Integral which needs absolute value of zero

Question

I'm trying to solve an integral $$\int_0^t dx \,e^{-\nu \,|x-t|}$$ The trouble I'm having is that in the final stages this seems to need me to have a value for $\frac{0}{|0|}$, which I don't think is defined. My solution looks like this: First, we sub in $u = x-t, \,\,du = dx$: \begin{align} \int_0^{t'} du \,e^{-\nu \,|u|}\\ \end{align} Where $t'$ indicates that the new limit.

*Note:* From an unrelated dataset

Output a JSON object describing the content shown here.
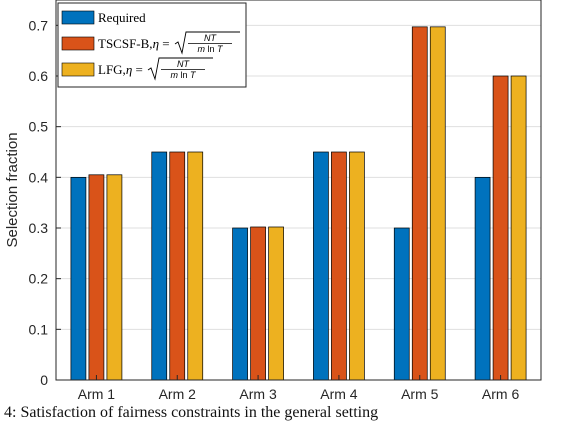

Then we re-write the integral as $$\frac{|u|}{u}\int_0^t\frac{u}{|u|}e^{-\nu|u|}$$ Make another substitution $v = |u|,\,\,dv = \frac{|u|}{u}du$ to give \begin{align} &\quad \frac{|u|}{u}\int_0^{t''}\frac{u}{|u|}\frac{|u|}{u}e^{-\nu\,v}dv\\ &=\frac{|u|}{u}\int_0^{t''}e^{-\nu\, v}dv\\ &=\frac{|u|}{u}\cdot \frac{-1}{\nu}e^{-\nu\,v}\bigg|_0^{t''}\\ & = -\frac{|x-t|}{x-t}\frac{1}{\nu}e^{-\nu\,|x-t|}\bigg|_0^t \end{align} Putting the limits in, we get \begin{align}I &= \frac{1}{\nu}\left(-\frac{|t-t|}{t-t}e^{-\nu\,|t-t|}- \frac{|0-t|}{0-t}e^{-\nu\,|0-t|} \right)\\ &= \frac{1}{\nu}\left( -\frac{|0|}{0}-e^{-\nu t}\right) \end{align} where in the final step I have assumed that $t>0$. What am I missing?